Not only is the Lord a place of unassailable shelter, but this place of refuge is surrounded by a towering protection that wards off the most disconcerting assaults before they even approach. What does that mean? It means we’re too easily frightened by our own frailty, our weakness. God is more faithful than we can imagine and that is why people invent vain theologies in which we can lose our salvation in the slightest or most gross of sins. The Lord’s immense love for us is unimaginably more powerful than anything we or anyone else can lay in our path.
The Lord is my Shepherd I shall want for nothing The other image comes from Jesus’ kind reassurance in John’s gospel, in which He calls us His sheep and Himself our Shepherd. Following Jesus is not a task, nor a trap strewn obstacle course, but an enduring relationship that no-one can fracture, from which no-one can kidnap or disqualify us. Paul makes it clear in his letter to the Romans when he says: I am convinced that nothing can ever separate us from God’s love.
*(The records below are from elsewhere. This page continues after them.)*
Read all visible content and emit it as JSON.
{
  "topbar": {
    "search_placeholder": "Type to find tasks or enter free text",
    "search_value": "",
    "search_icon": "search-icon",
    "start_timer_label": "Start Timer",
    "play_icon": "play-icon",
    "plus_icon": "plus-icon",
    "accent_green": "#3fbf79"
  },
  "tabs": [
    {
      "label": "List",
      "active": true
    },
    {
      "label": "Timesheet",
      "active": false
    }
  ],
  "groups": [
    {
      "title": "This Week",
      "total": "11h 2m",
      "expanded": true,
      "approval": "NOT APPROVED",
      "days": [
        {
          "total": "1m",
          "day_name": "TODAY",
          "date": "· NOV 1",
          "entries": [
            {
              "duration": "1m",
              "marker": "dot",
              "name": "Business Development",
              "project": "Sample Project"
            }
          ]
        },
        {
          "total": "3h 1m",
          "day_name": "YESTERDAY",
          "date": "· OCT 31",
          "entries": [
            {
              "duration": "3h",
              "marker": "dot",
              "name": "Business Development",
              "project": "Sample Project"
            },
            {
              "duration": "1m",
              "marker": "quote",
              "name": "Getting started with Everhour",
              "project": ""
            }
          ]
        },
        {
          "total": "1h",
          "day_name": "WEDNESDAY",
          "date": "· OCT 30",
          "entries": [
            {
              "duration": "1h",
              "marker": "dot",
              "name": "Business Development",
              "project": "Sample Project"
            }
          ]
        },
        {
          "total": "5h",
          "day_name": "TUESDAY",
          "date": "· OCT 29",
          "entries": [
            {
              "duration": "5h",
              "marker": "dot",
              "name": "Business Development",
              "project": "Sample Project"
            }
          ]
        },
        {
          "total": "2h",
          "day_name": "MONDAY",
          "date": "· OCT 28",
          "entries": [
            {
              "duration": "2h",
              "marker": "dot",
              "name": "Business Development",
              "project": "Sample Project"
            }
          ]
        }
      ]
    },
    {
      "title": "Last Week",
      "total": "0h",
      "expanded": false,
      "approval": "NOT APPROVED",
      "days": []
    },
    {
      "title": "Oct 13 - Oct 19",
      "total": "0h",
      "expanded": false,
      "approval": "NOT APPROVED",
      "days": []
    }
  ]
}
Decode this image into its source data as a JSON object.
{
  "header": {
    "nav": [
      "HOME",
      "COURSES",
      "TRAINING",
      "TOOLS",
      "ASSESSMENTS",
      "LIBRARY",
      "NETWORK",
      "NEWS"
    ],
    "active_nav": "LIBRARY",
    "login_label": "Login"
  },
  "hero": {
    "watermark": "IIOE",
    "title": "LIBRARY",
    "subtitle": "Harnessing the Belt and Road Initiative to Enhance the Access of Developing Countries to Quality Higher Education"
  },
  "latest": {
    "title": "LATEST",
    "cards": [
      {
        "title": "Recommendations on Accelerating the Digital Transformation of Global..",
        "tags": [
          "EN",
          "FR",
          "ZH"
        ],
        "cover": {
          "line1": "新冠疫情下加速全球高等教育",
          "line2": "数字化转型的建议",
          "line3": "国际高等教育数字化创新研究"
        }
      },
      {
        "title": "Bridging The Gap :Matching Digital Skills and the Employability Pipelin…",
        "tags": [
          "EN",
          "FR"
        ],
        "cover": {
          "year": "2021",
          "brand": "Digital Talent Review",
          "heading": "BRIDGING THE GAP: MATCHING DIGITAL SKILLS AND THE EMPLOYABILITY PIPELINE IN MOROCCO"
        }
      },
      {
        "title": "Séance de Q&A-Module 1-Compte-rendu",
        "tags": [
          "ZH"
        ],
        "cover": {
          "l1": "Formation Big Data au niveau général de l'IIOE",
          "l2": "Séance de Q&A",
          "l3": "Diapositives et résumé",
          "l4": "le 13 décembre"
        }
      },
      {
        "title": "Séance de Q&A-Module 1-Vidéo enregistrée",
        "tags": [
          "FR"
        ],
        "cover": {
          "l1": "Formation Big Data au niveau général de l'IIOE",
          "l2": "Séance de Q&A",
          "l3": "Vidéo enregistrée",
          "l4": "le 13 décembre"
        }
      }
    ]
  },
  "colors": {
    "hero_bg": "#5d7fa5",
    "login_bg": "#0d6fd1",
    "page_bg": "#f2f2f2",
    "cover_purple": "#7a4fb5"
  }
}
Neither death nor life, neither angels nor demons, neither our fears for today nor our worries about tomorrow—not even the powers of hell can separate us from God’s love. No power in the sky above or in the earth below—indeed, nothing in all creation will ever be able to separate us from the love of God that is revealed in Christ Jesus our Lord. [8.38-39] Our Shepherd is the Lord Jesus, the King of Heaven, the One who conquered our sin and even death undoing the power of all that is malignant. Jesus’ promise is to lead us to shelter and to food for all we need in this adventurous life of faith to which He calls us, continually.
Of course the wonder of it all is that living the Christian life, is a relationship in which we are called, fed, sheltered, lead by the Good Shepherd in the person of the Holy Spirit [see John 14-16]. In this relationship Jesus is not trying to trip us up, or catch us out, or prove us inadequate, rather He is surrounding us with astonishing love and joining us to His purpose, and inviting us to work alongside of Him, doing His work among those to whom He leads us, as individuals and as a community. He never gives up on us, He never abandons us, or fails us in any way at all. Our loneliest moments are those when our struggles have so consumed us that we no longer notice that He is still with us, nurturing, healing, guarding us. He endures while we struggle and even fail.
Endure as He endured for our sake It’s important to understand how the Lord endures for us and with us so that we will be inspired to endure our own trials in His grace and power, and continue to follow and serve Him even when it becomes difficult. Marathon runners talk about hitting the wall, or overcoming the pain barrier and all on the basis of their own imagination and strength; how much more can we achieve in the power and resources of great Creator who defeats even death. No obstacle is so intense, so deep, so high, so threatening that with our enduring Lord we can not continue to serve, love, embrace those among whom God has sent us.

Three Questions 

1. Tightrope or strong castle? At what level does your confidence in God’s living presence begin to fade? Which is the more fragile, God’s faithfulness, or your belief in His enduring faithfulness?

2. What do you, what do we need to do in order to be able to hear the Shepherd’s voice more clearly, or at all? 

3.Our loneliest moments are those when our struggles have so consumed us that we no longer notice that He is still with us, nurturing, healing, guarding us. Talk about this and your experience of being distracted by trials and struggles…or have you always been conscious of His presence in some measure?